Keeping a purposive life

By Fr. Roy Cimagala

THAT’S what we should maintain in life. We need to develop a keen sense of the purpose of our life and keep it in play in every circumstance and situation of our life. Difficult? For sure. But we can always train ourselves for it.

We are reminded of this fact of life as we approach the end of the liturgical year which somehow signifies the end of life and the end of things in general. Thus, the gospel reading of the 33rd Sunday in Ordinary Time tells us of some signs of the end times and of the second coming of Christ who will judge us. (cfr. Mk 13,24-32)

Keeping a purposive life helps us to be realistic and to have a global picture of things, extricating us from our tendency to be easily trapped in some narrow and shallow understanding of our earthly life.

Especially these days when we are enjoying a flowering of technological developments that can easily put us into some silo or filter bubble, we need to have a higher sense of purpose.

Thing is we need to have a higher sense of purpose to truly make use of these technological marvels. I’m afraid that without this clear sense of purpose, more elevated than the usual practical level, we would end up wallowing more deeply in our own world, increasingly insensitive to the ultimate dimension of our life, which is spiritual, moral and supernatural.

In fact, this wallowing phenomenon is what we are seeing these days in the electronic world. What begins as humanly valid practical uses sooner or later deteriorates into inhuman, sinful modes if not animated properly by spiritual and moral values.

There are now a lot of inanities circulated around electronically. Subtle and even open forms of human moral anomalies like vanity, envy, sensuality, greed, egoism, etc., are having a field day in this arena.

These dangers can start with people, especially the young ones, to waste a lot of time and to express and cultivate their youthful weaknesses with nuclear dynamics.

I remember reading an article about the Google CEO warning that young people should be allowed to change their names after some time because they would already have compromised their future with the irresponsible things they have posted on the net. Their cyber past would just be too hot to handle. And with the AI, things can get really bad.
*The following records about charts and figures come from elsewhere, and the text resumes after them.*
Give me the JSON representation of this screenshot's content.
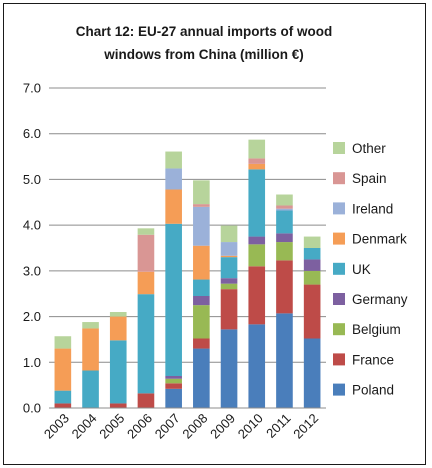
{
  "chart_data": {
    "type": "bar",
    "stacked": true,
    "title_lines": [
      "Chart 12: EU-27 annual imports of  wood",
      "windows from China (million €)"
    ],
    "categories": [
      "2003",
      "2004",
      "2005",
      "2006",
      "2007",
      "2008",
      "2009",
      "2010",
      "2011",
      "2012"
    ],
    "ylim": [
      0,
      7.0
    ],
    "yticks": [
      "0.0",
      "1.0",
      "2.0",
      "3.0",
      "4.0",
      "5.0",
      "6.0",
      "7.0"
    ],
    "grid": true,
    "legend_position": "right",
    "series": [
      {
        "name": "Poland",
        "color": "#4a7ebb",
        "values": [
          0.0,
          0.0,
          0.0,
          0.0,
          0.42,
          1.3,
          1.72,
          1.83,
          2.07,
          1.52
        ]
      },
      {
        "name": "France",
        "color": "#be4b48",
        "values": [
          0.1,
          0.0,
          0.1,
          0.32,
          0.12,
          0.22,
          0.88,
          1.27,
          1.16,
          1.18
        ]
      },
      {
        "name": "Belgium",
        "color": "#98b954",
        "values": [
          0.0,
          0.0,
          0.0,
          0.0,
          0.1,
          0.73,
          0.12,
          0.48,
          0.4,
          0.3
        ]
      },
      {
        "name": "Germany",
        "color": "#7d60a0",
        "values": [
          0.0,
          0.0,
          0.0,
          0.0,
          0.06,
          0.2,
          0.12,
          0.17,
          0.19,
          0.25
        ]
      },
      {
        "name": "UK",
        "color": "#46aac5",
        "values": [
          0.28,
          0.82,
          1.38,
          2.17,
          3.33,
          0.36,
          0.46,
          1.47,
          0.5,
          0.25
        ]
      },
      {
        "name": "Denmark",
        "color": "#f59d56",
        "values": [
          0.92,
          0.92,
          0.52,
          0.49,
          0.75,
          0.74,
          0.03,
          0.12,
          0.0,
          0.0
        ]
      },
      {
        "name": "Ireland",
        "color": "#9bb1d9",
        "values": [
          0.0,
          0.0,
          0.0,
          0.0,
          0.46,
          0.85,
          0.3,
          0.0,
          0.04,
          0.0
        ]
      },
      {
        "name": "Spain",
        "color": "#d99694",
        "values": [
          0.0,
          0.0,
          0.0,
          0.81,
          0.0,
          0.06,
          0.0,
          0.12,
          0.07,
          0.0
        ]
      },
      {
        "name": "Other",
        "color": "#b7d49b",
        "values": [
          0.27,
          0.14,
          0.1,
          0.14,
          0.37,
          0.52,
          0.36,
          0.41,
          0.24,
          0.25
        ]
      }
    ]
  }
}
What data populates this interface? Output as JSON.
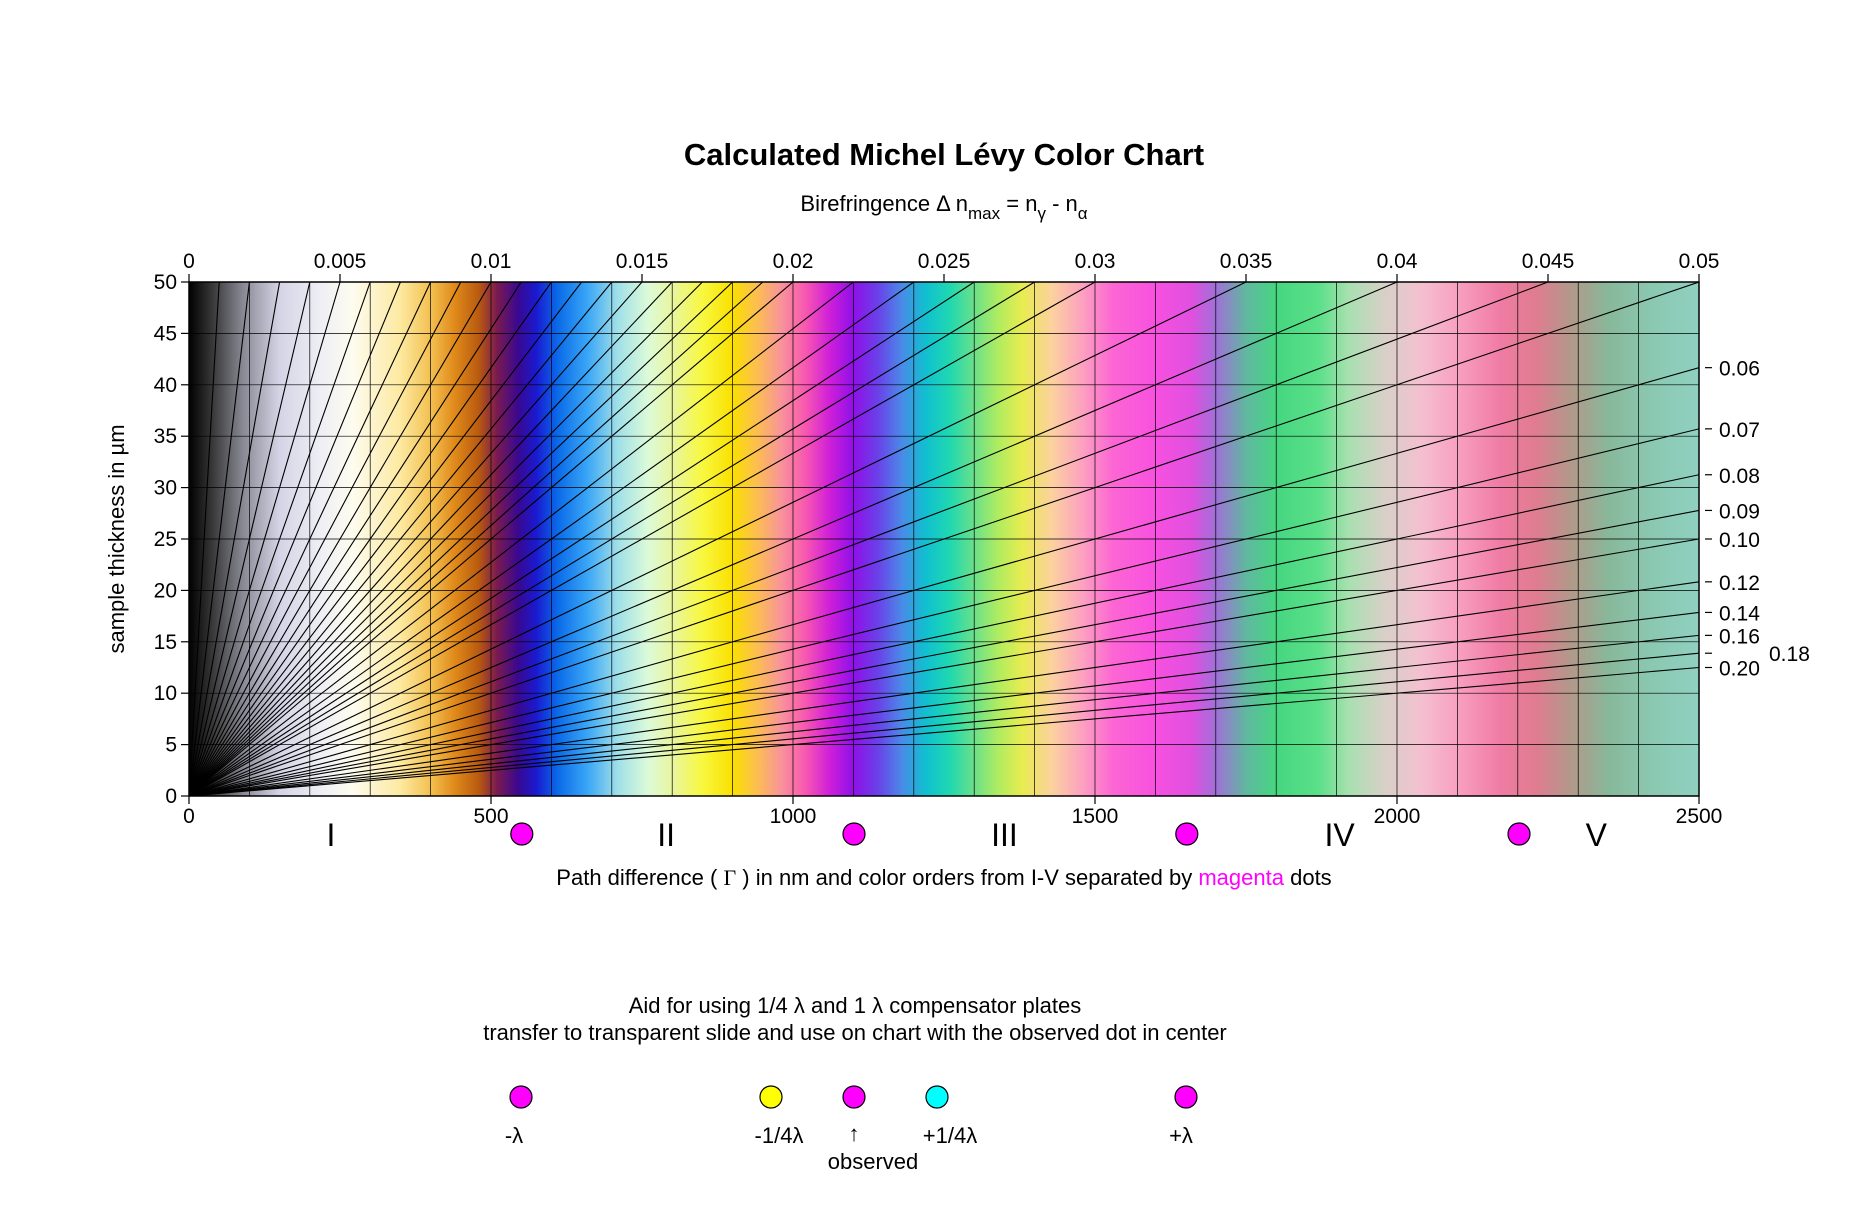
{
  "chart_data": {
    "type": "line",
    "title": "Calculated Michel Lévy Color Chart",
    "top_axis": {
      "label_main": "Birefringence ",
      "label_delta": "Δ",
      "label_n": " n",
      "label_max": "max",
      "label_eq": " = n",
      "label_gamma": "γ",
      "label_minus": " - n",
      "label_alpha": "α",
      "ticks": [
        "0",
        "0.005",
        "0.01",
        "0.015",
        "0.02",
        "0.025",
        "0.03",
        "0.035",
        "0.04",
        "0.045",
        "0.05"
      ],
      "range": [
        0,
        0.05
      ]
    },
    "y_axis": {
      "label": "sample thickness in µm",
      "ticks": [
        "0",
        "5",
        "10",
        "15",
        "20",
        "25",
        "30",
        "35",
        "40",
        "45",
        "50"
      ],
      "range": [
        0,
        50
      ]
    },
    "x_axis": {
      "ticks": [
        "0",
        "500",
        "1000",
        "1500",
        "2000",
        "2500"
      ],
      "range": [
        0,
        2500
      ],
      "label_before": "Path difference ( ",
      "label_gamma": "Γ",
      "label_middle": " ) in nm and color orders from I-V separated by ",
      "label_highlight": "magenta",
      "label_after": " dots"
    },
    "right_labels": [
      {
        "text": "0.06",
        "value": 0.06
      },
      {
        "text": "0.07",
        "value": 0.07
      },
      {
        "text": "0.08",
        "value": 0.08
      },
      {
        "text": "0.09",
        "value": 0.09
      },
      {
        "text": "0.10",
        "value": 0.1
      },
      {
        "text": "0.12",
        "value": 0.12
      },
      {
        "text": "0.14",
        "value": 0.14
      },
      {
        "text": "0.16",
        "value": 0.16
      },
      {
        "text": "0.18",
        "value": 0.18
      },
      {
        "text": "0.20",
        "value": 0.2
      }
    ],
    "birefringence_lines": [
      0.001,
      0.002,
      0.003,
      0.004,
      0.005,
      0.006,
      0.007,
      0.008,
      0.009,
      0.01,
      0.011,
      0.012,
      0.013,
      0.014,
      0.015,
      0.016,
      0.017,
      0.018,
      0.019,
      0.02,
      0.022,
      0.024,
      0.026,
      0.028,
      0.03,
      0.035,
      0.04,
      0.045,
      0.05,
      0.06,
      0.07,
      0.08,
      0.09,
      0.1,
      0.12,
      0.14,
      0.16,
      0.18,
      0.2
    ],
    "vertical_grid_nm": [
      100,
      200,
      300,
      400,
      500,
      600,
      700,
      800,
      900,
      1000,
      1100,
      1200,
      1300,
      1400,
      1500,
      1600,
      1700,
      1800,
      1900,
      2000,
      2100,
      2200,
      2300,
      2400
    ],
    "color_stops": [
      {
        "nm": 0,
        "color": "#000000"
      },
      {
        "nm": 40,
        "color": "#3a3a3a"
      },
      {
        "nm": 90,
        "color": "#8a8a96"
      },
      {
        "nm": 150,
        "color": "#d4d4e6"
      },
      {
        "nm": 220,
        "color": "#efeff5"
      },
      {
        "nm": 270,
        "color": "#fdfcf0"
      },
      {
        "nm": 300,
        "color": "#fdf5d2"
      },
      {
        "nm": 350,
        "color": "#fde9a0"
      },
      {
        "nm": 400,
        "color": "#f3c050"
      },
      {
        "nm": 440,
        "color": "#e08a1a"
      },
      {
        "nm": 480,
        "color": "#b85a10"
      },
      {
        "nm": 510,
        "color": "#7a1a50"
      },
      {
        "nm": 545,
        "color": "#3a0890"
      },
      {
        "nm": 575,
        "color": "#1a1ad0"
      },
      {
        "nm": 610,
        "color": "#0a6ae8"
      },
      {
        "nm": 660,
        "color": "#3aa6f6"
      },
      {
        "nm": 710,
        "color": "#a0e0e8"
      },
      {
        "nm": 760,
        "color": "#dcfad8"
      },
      {
        "nm": 800,
        "color": "#e8f6a0"
      },
      {
        "nm": 850,
        "color": "#f8f840"
      },
      {
        "nm": 900,
        "color": "#fae000"
      },
      {
        "nm": 940,
        "color": "#fcbe50"
      },
      {
        "nm": 980,
        "color": "#f8949a"
      },
      {
        "nm": 1020,
        "color": "#f858b0"
      },
      {
        "nm": 1060,
        "color": "#d020d8"
      },
      {
        "nm": 1100,
        "color": "#9010e8"
      },
      {
        "nm": 1140,
        "color": "#6a40e8"
      },
      {
        "nm": 1180,
        "color": "#4a8ae8"
      },
      {
        "nm": 1220,
        "color": "#10c0d0"
      },
      {
        "nm": 1260,
        "color": "#20d8b0"
      },
      {
        "nm": 1300,
        "color": "#6ae08a"
      },
      {
        "nm": 1340,
        "color": "#b0ec60"
      },
      {
        "nm": 1380,
        "color": "#e8ec50"
      },
      {
        "nm": 1430,
        "color": "#fcd0a0"
      },
      {
        "nm": 1480,
        "color": "#fca0c0"
      },
      {
        "nm": 1530,
        "color": "#fc66d4"
      },
      {
        "nm": 1600,
        "color": "#f850e0"
      },
      {
        "nm": 1660,
        "color": "#e050e0"
      },
      {
        "nm": 1700,
        "color": "#a070d8"
      },
      {
        "nm": 1750,
        "color": "#60b8a0"
      },
      {
        "nm": 1800,
        "color": "#46d680"
      },
      {
        "nm": 1870,
        "color": "#5ae088"
      },
      {
        "nm": 1920,
        "color": "#a8e0b0"
      },
      {
        "nm": 1980,
        "color": "#d8d0c8"
      },
      {
        "nm": 2040,
        "color": "#f4c0d0"
      },
      {
        "nm": 2100,
        "color": "#f8a0c0"
      },
      {
        "nm": 2170,
        "color": "#f07ca4"
      },
      {
        "nm": 2230,
        "color": "#e07c90"
      },
      {
        "nm": 2290,
        "color": "#b09a8a"
      },
      {
        "nm": 2350,
        "color": "#88b89a"
      },
      {
        "nm": 2420,
        "color": "#8ac8b0"
      },
      {
        "nm": 2500,
        "color": "#90d0c0"
      }
    ],
    "orders": [
      {
        "label": "I",
        "nm": 235
      },
      {
        "label": "II",
        "nm": 790
      },
      {
        "label": "III",
        "nm": 1350
      },
      {
        "label": "IV",
        "nm": 1905
      },
      {
        "label": "V",
        "nm": 2330
      }
    ],
    "separator_dots_nm": [
      551,
      1101,
      1652,
      2202
    ],
    "grid": true,
    "legend": "none"
  },
  "aid": {
    "line1": "Aid for using 1/4 λ and 1 λ compensator plates",
    "line2": "transfer to transparent slide and use on chart with the observed dot in center",
    "dots": [
      {
        "label": "-λ",
        "color": "#ff00ff"
      },
      {
        "label": "-1/4λ",
        "color": "#ffff00"
      },
      {
        "label": "↑",
        "color": "#ff00ff"
      },
      {
        "label": "+1/4λ",
        "color": "#00ffff"
      },
      {
        "label": "+λ",
        "color": "#ff00ff"
      }
    ],
    "observed": "observed"
  },
  "colors": {
    "magenta": "#ff00ff",
    "yellow": "#ffff00",
    "cyan": "#00ffff",
    "line": "#000000"
  }
}
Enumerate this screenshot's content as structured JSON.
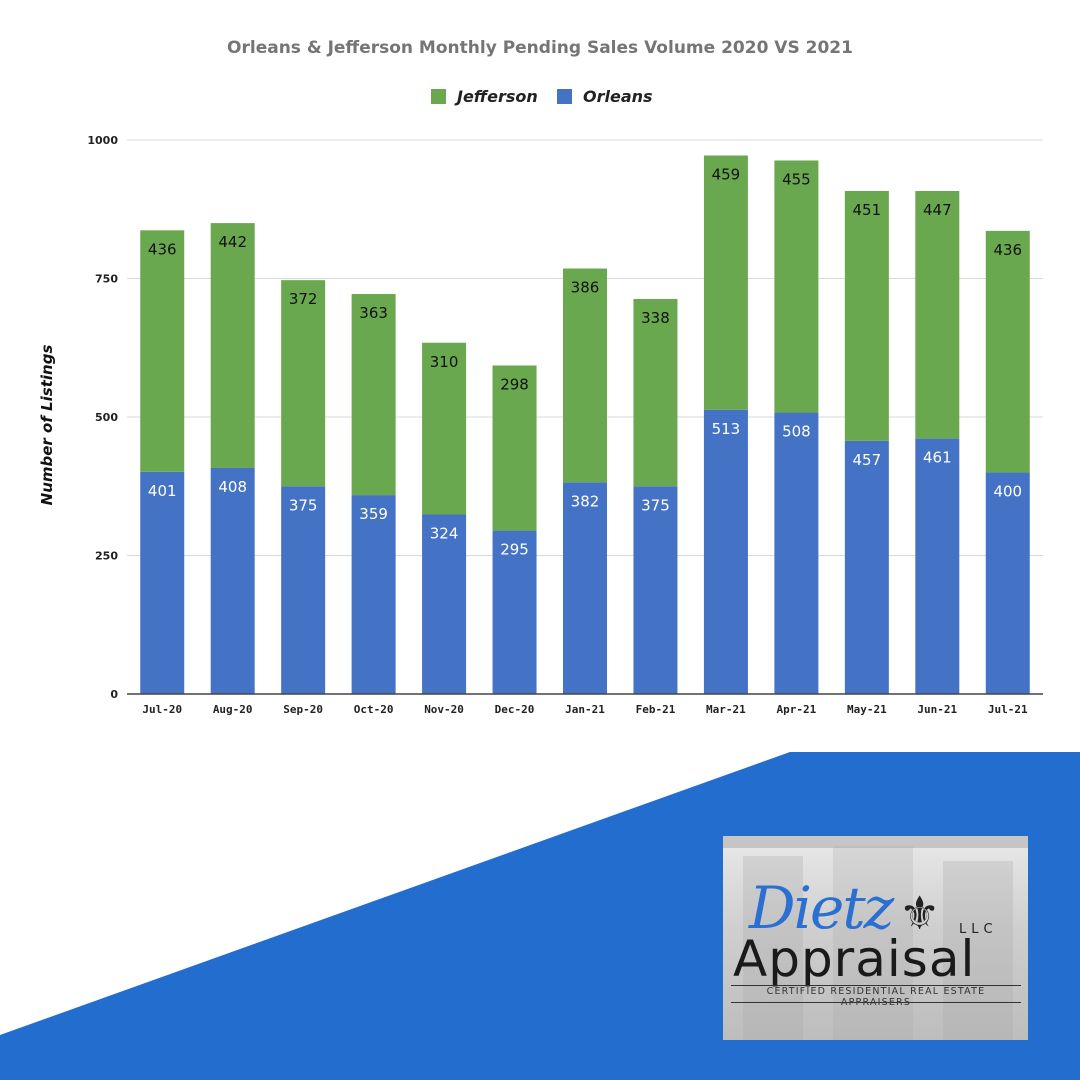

Some great effort is definitely needed here, since first of all, we have to break that deep-seated prejudice against religion when we engage in our earthly, mundane affairs. If we ever talk about religion, we seem to confine it only inside churches and places like those, but not in our secular concerns.

Our sense of naturalness seems to be twisted at the root, since it seems to be incompatible with anything spiritual and supernatural. We need to correct this irregularity, without going to the extreme of behaving in some strange, unnatural way.

A higher and abiding sense of purpose can help us do this. It will enable us to have a sense of unity and continuity among the different elements and the different events in our life, be they good or bad, favorable or unfavorable to us, etc.

When we have love of God as our abiding sense of purpose in our life, we would find it easy to go from one thing to another, no matter disparate they are from each other. We would find meaning in everything, including what we consider to be human disasters in our life.